A person, standing on the roof of a 40 m high tower, throws a ball vertically upwards with speed 10 m/s. Two seconds later, he throws another ball again in vertical direction (use `g=10(m)/(s^2)`). Both the balls hit the ground simultaneously.

To solve the problem, we need to analyze the motion of both balls thrown from the tower. We will use the equations of motion under uniform acceleration due to gravity. ### Step 1: Analyze the first ball's motion The first ball is thrown upwards with an initial velocity \( u_1 = 10 \, \text{m/s} \) from a height of \( h = 40 \, \text{m} \).
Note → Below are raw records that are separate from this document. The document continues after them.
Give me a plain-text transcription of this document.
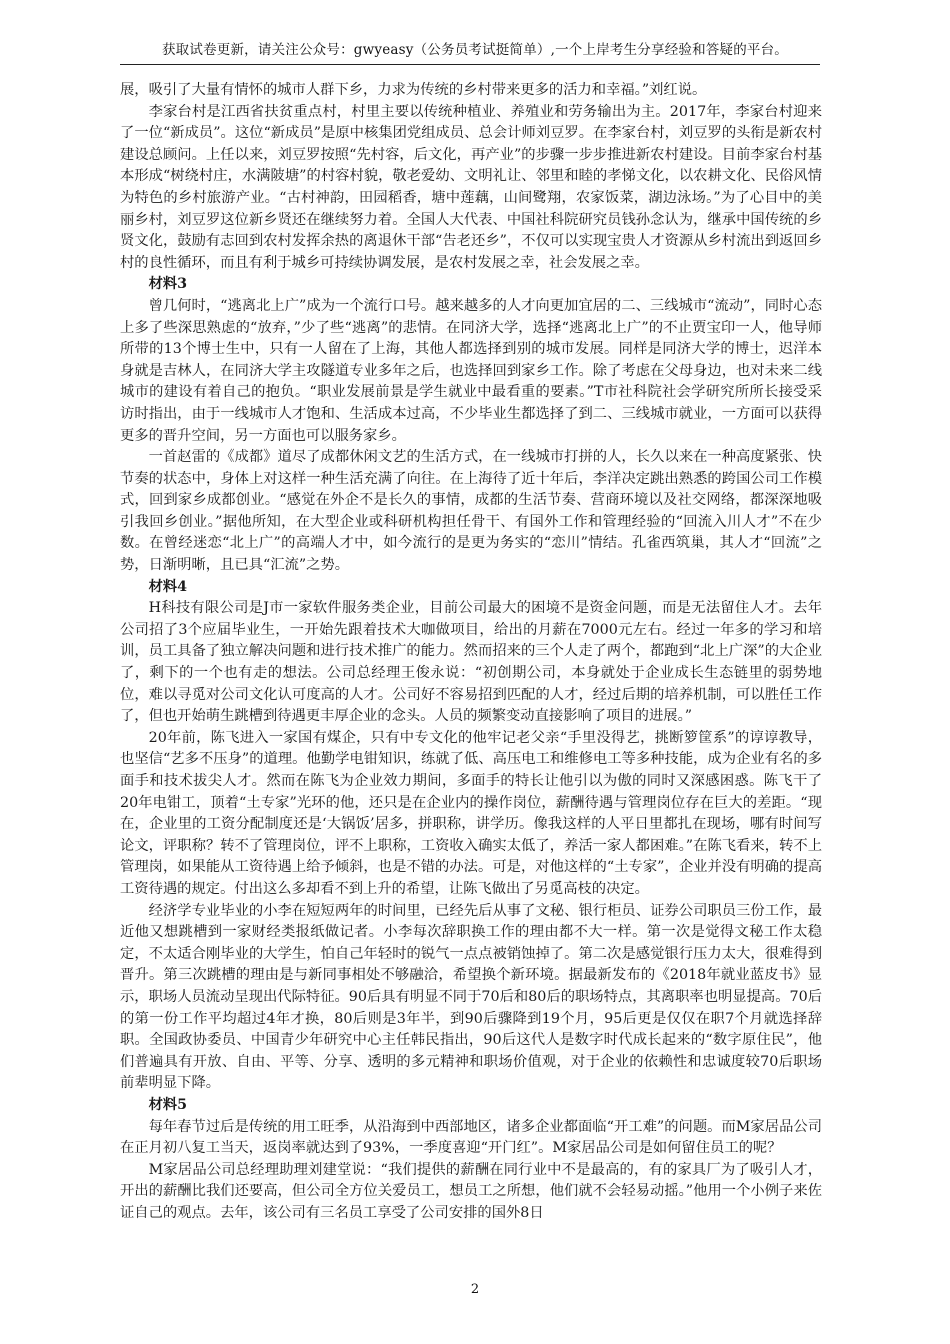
获取试卷更新，请关注公众号：gwyeasy（公务员考试挺简单）,一个上岸考生分享经验和答疑的平台。

展，吸引了大量有情怀的城市人群下乡，力求为传统的乡村带来更多的活力和幸福。”刘红说。

李家台村是江西省扶贫重点村，村里主要以传统种植业、养殖业和劳务输出为主。2017年，李家台村迎来了一位“新成员”。这位“新成员”是原中核集团党组成员、总会计师刘豆罗。在李家台村，刘豆罗的头衔是新农村建设总顾问。上任以来，刘豆罗按照“先村容，后文化，再产业”的步骤一步步推进新农村建设。目前李家台村基本形成“树绕村庄，水满陂塘”的村容村貌，敬老爱幼、文明礼让、邻里和睦的孝悌文化，以农耕文化、民俗风情为特色的乡村旅游产业。“古村神韵，田园稻香，塘中莲藕，山间鹭翔，农家饭菜，湖边泳场。”为了心目中的美丽乡村，刘豆罗这位新乡贤还在继续努力着。全国人大代表、中国社科院研究员钱孙念认为，继承中国传统的乡贤文化，鼓励有志回到农村发挥余热的离退休干部“告老还乡”，不仅可以实现宝贵人才资源从乡村流出到返回乡村的良性循环，而且有利于城乡可持续协调发展，是农村发展之幸，社会发展之幸。

材料3

曾几何时，“逃离北上广”成为一个流行口号。越来越多的人才向更加宜居的二、三线城市“流动”，同时心态上多了些深思熟虑的“放弃，”少了些“逃离”的悲情。在同济大学，选择“逃离北上广”的不止贾宝印一人，他导师所带的13个博士生中，只有一人留在了上海，其他人都选择到别的城市发展。同样是同济大学的博士，迟洋本身就是吉林人，在同济大学主攻隧道专业多年之后，也选择回到家乡工作。除了考虑在父母身边，也对未来二线城市的建设有着自己的抱负。“职业发展前景是学生就业中最看重的要素。”T市社科院社会学研究所所长接受采访时指出，由于一线城市人才饱和、生活成本过高，不少毕业生都选择了到二、三线城市就业，一方面可以获得更多的晋升空间，另一方面也可以服务家乡。

一首赵雷的《成都》道尽了成都休闲文艺的生活方式，在一线城市打拼的人，长久以来在一种高度紧张、快节奏的状态中，身体上对这样一种生活充满了向往。在上海待了近十年后，李洋决定跳出熟悉的跨国公司工作模式，回到家乡成都创业。“感觉在外企不是长久的事情，成都的生活节奏、营商环境以及社交网络，都深深地吸引我回乡创业。”据他所知，在大型企业或科研机构担任骨干、有国外工作和管理经验的“回流入川人才”不在少数。在曾经迷恋“北上广”的高端人才中，如今流行的是更为务实的“恋川”情结。孔雀西筑巢，其人才“回流”之势，日渐明晰，且已具“汇流”之势。

材料4

H科技有限公司是J市一家软件服务类企业，目前公司最大的困境不是资金问题，而是无法留住人才。去年公司招了3个应届毕业生，一开始先跟着技术大咖做项目，给出的月薪在7000元左右。经过一年多的学习和培训，员工具备了独立解决问题和进行技术推广的能力。然而招来的三个人走了两个，都跑到“北上广深”的大企业了，剩下的一个也有走的想法。公司总经理王俊永说：“初创期公司，本身就处于企业成长生态链里的弱势地位，难以寻觅对公司文化认可度高的人才。公司好不容易招到匹配的人才，经过后期的培养机制，可以胜任工作了，但也开始萌生跳槽到待遇更丰厚企业的念头。人员的频繁变动直接影响了项目的进展。”

20年前，陈飞进入一家国有煤企，只有中专文化的他牢记老父亲“手里没得艺，挑断箩筐系”的谆谆教导，也坚信“艺多不压身”的道理。他勤学电钳知识，练就了低、高压电工和维修电工等多种技能，成为企业有名的多面手和技术拔尖人才。然而在陈飞为企业效力期间，多面手的特长让他引以为傲的同时又深感困惑。陈飞干了20年电钳工，顶着“土专家”光环的他，还只是在企业内的操作岗位，薪酬待遇与管理岗位存在巨大的差距。“现在，企业里的工资分配制度还是‘大锅饭’居多，拼职称，讲学历。像我这样的人平日里都扎在现场，哪有时间写论文，评职称？转不了管理岗位，评不上职称，工资收入确实太低了，养活一家人都困难。”在陈飞看来，转不上管理岗，如果能从工资待遇上给予倾斜，也是不错的办法。可是，对他这样的“土专家”，企业并没有明确的提高工资待遇的规定。付出这么多却看不到上升的希望，让陈飞做出了另觅高枝的决定。

经济学专业毕业的小李在短短两年的时间里，已经先后从事了文秘、银行柜员、证券公司职员三份工作，最近他又想跳槽到一家财经类报纸做记者。小李每次辞职换工作的理由都不大一样。第一次是觉得文秘工作太稳定，不太适合刚毕业的大学生，怕自己年轻时的锐气一点点被销蚀掉了。第二次是感觉银行压力太大，很难得到晋升。第三次跳槽的理由是与新同事相处不够融洽，希望换个新环境。据最新发布的《2018年就业蓝皮书》显示，职场人员流动呈现出代际特征。90后具有明显不同于70后和80后的职场特点，其离职率也明显提高。70后的第一份工作平均超过4年才换，80后则是3年半，到90后骤降到19个月，95后更是仅仅在职7个月就选择辞职。全国政协委员、中国青少年研究中心主任韩民指出，90后这代人是数字时代成长起来的“数字原住民”，他们普遍具有开放、自由、平等、分享、透明的多元精神和职场价值观，对于企业的依赖性和忠诚度较70后职场前辈明显下降。

材料5

每年春节过后是传统的用工旺季，从沿海到中西部地区，诸多企业都面临“开工难”的问题。而M家居品公司在正月初八复工当天，返岗率就达到了93%，一季度喜迎“开门红”。M家居品公司是如何留住员工的呢？

M家居品公司总经理助理刘建堂说：“我们提供的薪酬在同行业中不是最高的，有的家具厂为了吸引人才，开出的薪酬比我们还要高，但公司全方位关爱员工，想员工之所想，他们就不会轻易动摇。”他用一个小例子来佐证自己的观点。去年，该公司有三名员工享受了公司安排的国外8日

2
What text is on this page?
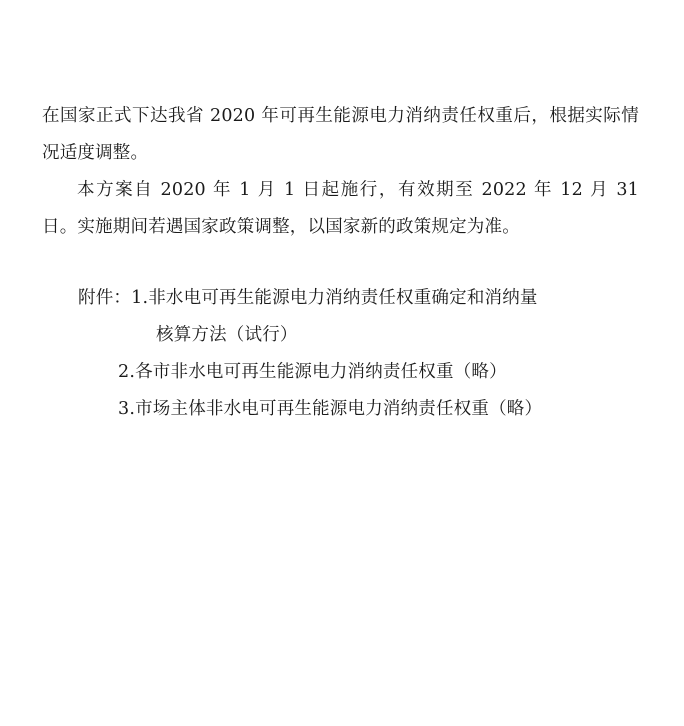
在国家正式下达我省 2020 年可再生能源电力消纳责任权重后，根据实际情况适度调整。

本方案自 2020 年 1 月 1 日起施行，有效期至 2022 年 12 月 31 日。实施期间若遇国家政策调整，以国家新的政策规定为准。

附件： 1. 非水电可再生能源电力消纳责任权重确定和消纳量
核算方法（试行）
2. 各市非水电可再生能源电力消纳责任权重（略）
3. 市场主体非水电可再生能源电力消纳责任权重（略）
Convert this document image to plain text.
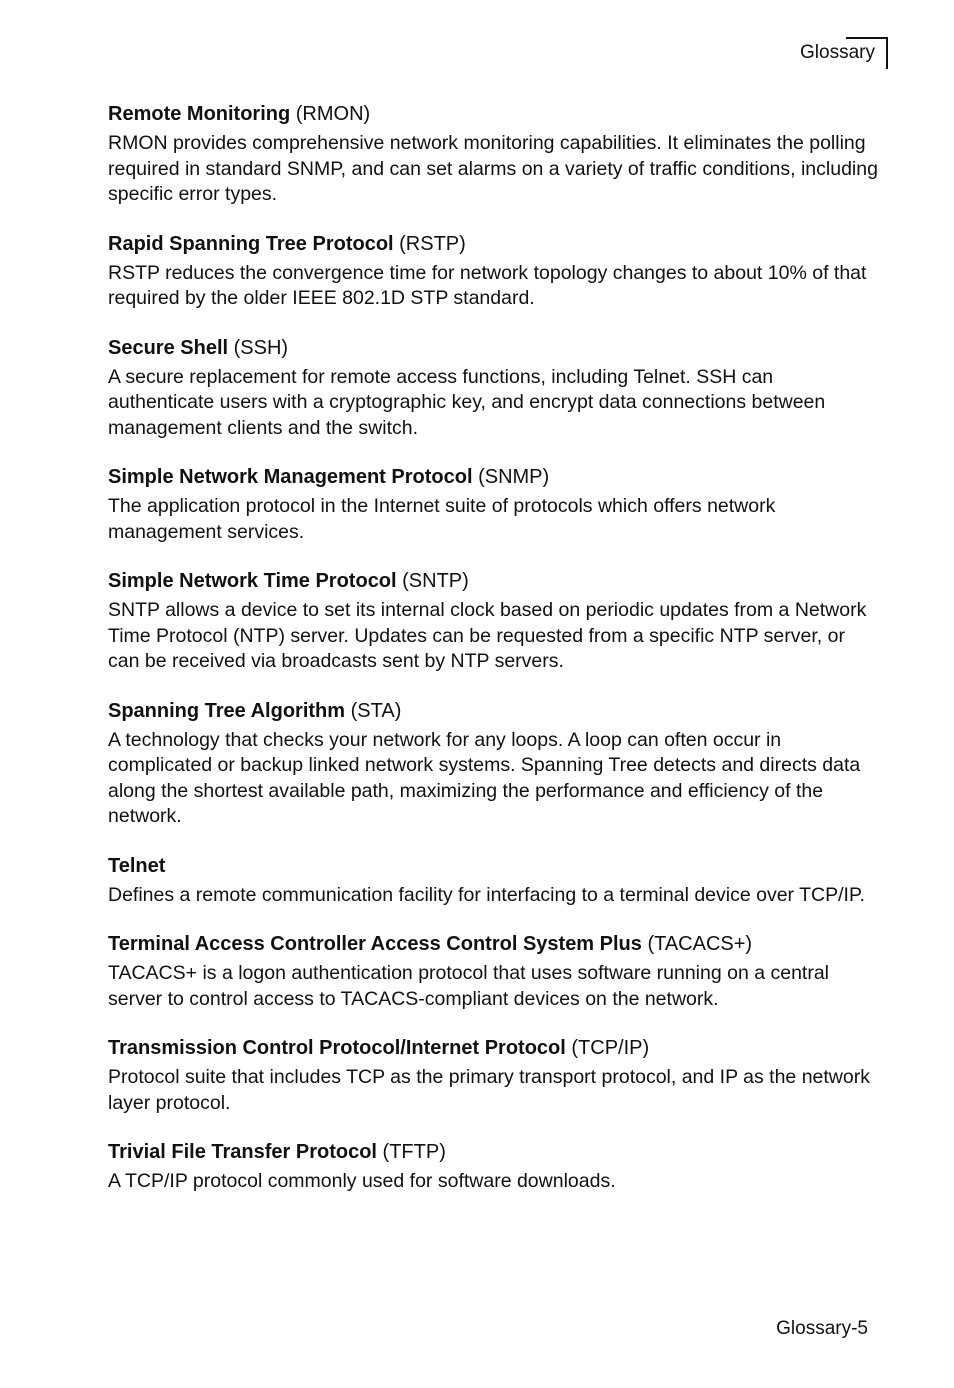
Glossary

Remote Monitoring (RMON)

RMON provides comprehensive network monitoring capabilities. It eliminates the polling required in standard SNMP, and can set alarms on a variety of traffic conditions, including specific error types.

Rapid Spanning Tree Protocol (RSTP)

RSTP reduces the convergence time for network topology changes to about 10% of that required by the older IEEE 802.1D STP standard.

Secure Shell (SSH)

A secure replacement for remote access functions, including Telnet. SSH can authenticate users with a cryptographic key, and encrypt data connections between management clients and the switch.

Simple Network Management Protocol (SNMP)

The application protocol in the Internet suite of protocols which offers network management services.

Simple Network Time Protocol (SNTP)

SNTP allows a device to set its internal clock based on periodic updates from a Network Time Protocol (NTP) server. Updates can be requested from a specific NTP server, or can be received via broadcasts sent by NTP servers.

Spanning Tree Algorithm (STA)

A technology that checks your network for any loops. A loop can often occur in complicated or backup linked network systems. Spanning Tree detects and directs data along the shortest available path, maximizing the performance and efficiency of the network.

Telnet

Defines a remote communication facility for interfacing to a terminal device over TCP/IP.

Terminal Access Controller Access Control System Plus (TACACS+)

TACACS+ is a logon authentication protocol that uses software running on a central server to control access to TACACS-compliant devices on the network.

Transmission Control Protocol/Internet Protocol (TCP/IP)

Protocol suite that includes TCP as the primary transport protocol, and IP as the network layer protocol.

Trivial File Transfer Protocol (TFTP)

A TCP/IP protocol commonly used for software downloads.

Glossary-5
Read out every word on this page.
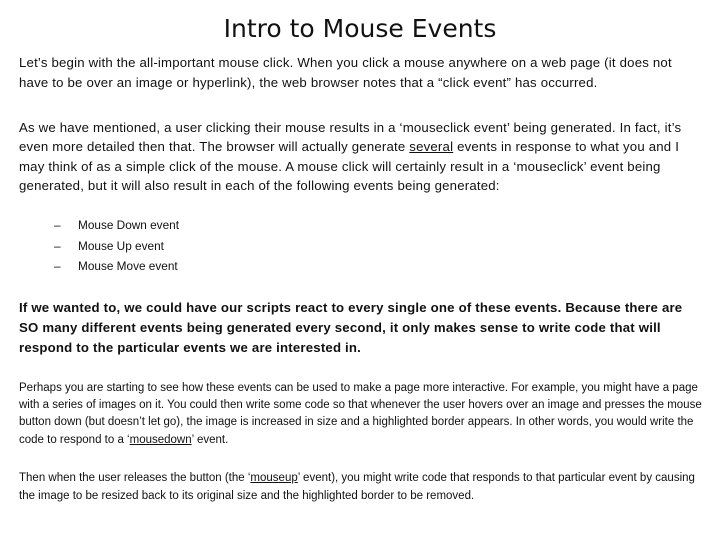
Intro to Mouse Events

Let’s begin with the all-important mouse click. When you click a mouse anywhere on a web page (it does not have to be over an image or hyperlink), the web browser notes that a “click event” has occurred.

As we have mentioned, a user clicking their mouse results in a ‘mouseclick event’ being generated. In fact, it’s even more detailed then that. The browser will actually generate several events in response to what you and I may think of as a simple click of the mouse. A mouse click will certainly result in a ‘mouseclick’ event being generated, but it will also result in each of the following events being generated:

– Mouse Down event
– Mouse Up event
– Mouse Move event

If we wanted to, we could have our scripts react to every single one of these events. Because there are SO many different events being generated every second, it only makes sense to write code that will respond to the particular events we are interested in.

Perhaps you are starting to see how these events can be used to make a page more interactive. For example, you might have a page with a series of images on it. You could then write some code so that whenever the user hovers over an image and presses the mouse button down (but doesn’t let go), the image is increased in size and a highlighted border appears. In other words, you would write the code to respond to a ‘mousedown’ event.

Then when the user releases the button (the ‘mouseup’ event), you might write code that responds to that particular event by causing the image to be resized back to its original size and the highlighted border to be removed.
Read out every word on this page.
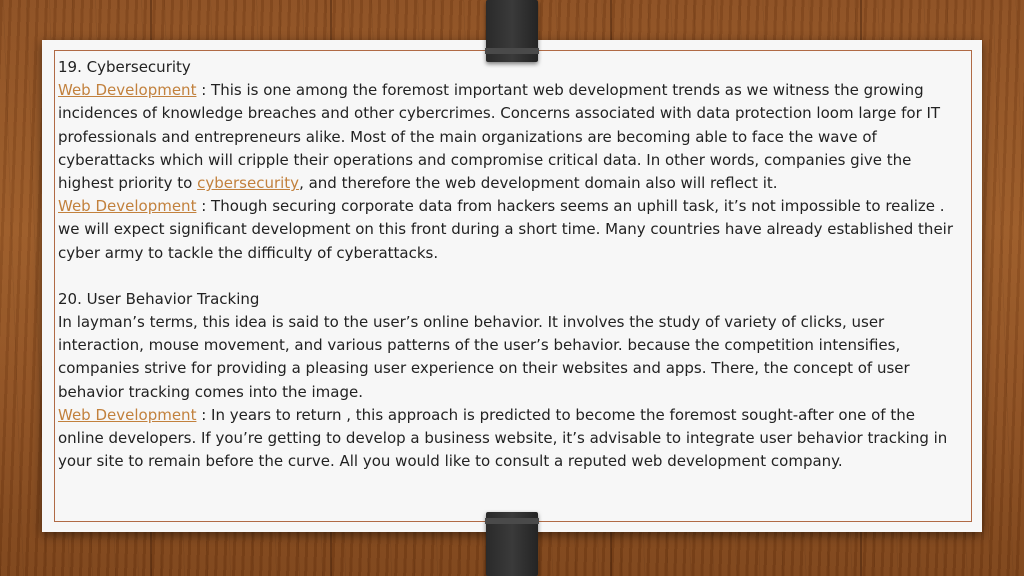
19. Cybersecurity

Web Development : This is one among the foremost important web development trends as we witness the growing incidences of knowledge breaches and other cybercrimes. Concerns associated with data protection loom large for IT professionals and entrepreneurs alike. Most of the main organizations are becoming able to face the wave of cyberattacks which will cripple their operations and compromise critical data. In other words, companies give the highest priority to cybersecurity, and therefore the web development domain also will reflect it.

Web Development : Though securing corporate data from hackers seems an uphill task, it’s not impossible to realize . we will expect significant development on this front during a short time. Many countries have already established their cyber army to tackle the difficulty of cyberattacks.

20. User Behavior Tracking

In layman’s terms, this idea is said to the user’s online behavior. It involves the study of variety of clicks, user interaction, mouse movement, and various patterns of the user’s behavior. because the competition intensifies, companies strive for providing a pleasing user experience on their websites and apps. There, the concept of user behavior tracking comes into the image.

Web Development : In years to return , this approach is predicted to become the foremost sought-after one of the online developers. If you’re getting to develop a business website, it’s advisable to integrate user behavior tracking in your site to remain before the curve. All you would like to consult a reputed web development company.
We need to find the time it takes for this ball to hit the ground. Using the second equation of motion: \[ s = ut + \frac{1}{2} a t^2 \] Here, \( s = -40 \, \text{m} \) (the displacement is negative because it falls down), \( u = 10 \, \text{m/s} \), and \( a = -g = -10 \, \text{m/s}^2 \). Substituting the values: \[ -40 = 10t - \frac{1}{2} \cdot 10 \cdot t^2 \] This simplifies to: \[ -40 = 10t - 5t^2 \] Rearranging gives: \[ 5t^2 - 10t - 40 = 0 \] Dividing through by 5: \[ t^2 - 2t - 8 = 0 \] ### Step 2: Solve the quadratic equation To solve the quadratic equation \( t^2 - 2t - 8 = 0 \), we can use the quadratic formula: \[ t = \frac{-b \pm \sqrt{b^2 - 4ac}}{2a} \] Here, \( a = 1, b = -2, c = -8 \): \[ t = \frac{-(-2) \pm \sqrt{(-2)^2 - 4 \cdot 1 \cdot (-8)}}{2 \cdot 1} \] \[ t = \frac{2 \pm \sqrt{4 + 32}}{2} \] \[ t = \frac{2 \pm \sqrt{36}}{2} \] \[ t = \frac{2 \pm 6}{2} \] This gives us two possible solutions: \[ t = \frac{8}{2} = 4 \, \text{s} \quad \text{and} \quad t = \frac{-4}{2} = -2 \, \text{s} \quad (\text{not valid}) \] Thus, the first ball takes \( t_1 = 4 \, \text{s} \) to hit the ground. ### Step 3: Analyze the second ball's motion The second ball is thrown 2 seconds after the first ball, so it is thrown at \( t = 2 \, \text{s} \) and will hit the ground at \( t = 4 \, \text{s} \), meaning it is in motion for \( t_2 = 4 - 2 = 2 \, \text{s} \). Let the initial velocity of the second ball be \( u_2 \). Using the same equation of motion: \[ s = u_2 t_2 + \frac{1}{2} (-g) t_2^2 \] Again, \( s = -40 \, \text{m} \), \( t_2 = 2 \, \text{s} \), and \( g = 10 \, \text{m/s}^2 \): \[ -40 = u_2 \cdot 2 - \frac{1}{2} \cdot 10 \cdot (2^2) \] \[ -40 = 2u_2 - 20 \] Rearranging gives: \[ 2u_2 = -40 + 20 \] \[ 2u_2 = -20 \] \[ u_2 = -10 \, \text{m/s} \] This indicates the second ball is thrown downwards with a speed of \( 10 \, \text{m/s} \). ### Conclusion Both balls hit the ground simultaneously, with the first ball taking 4 seconds and the second ball taking 2 seconds (after being thrown). The initial speed of the second ball is \( 10 \, \text{m/s} \) downwards.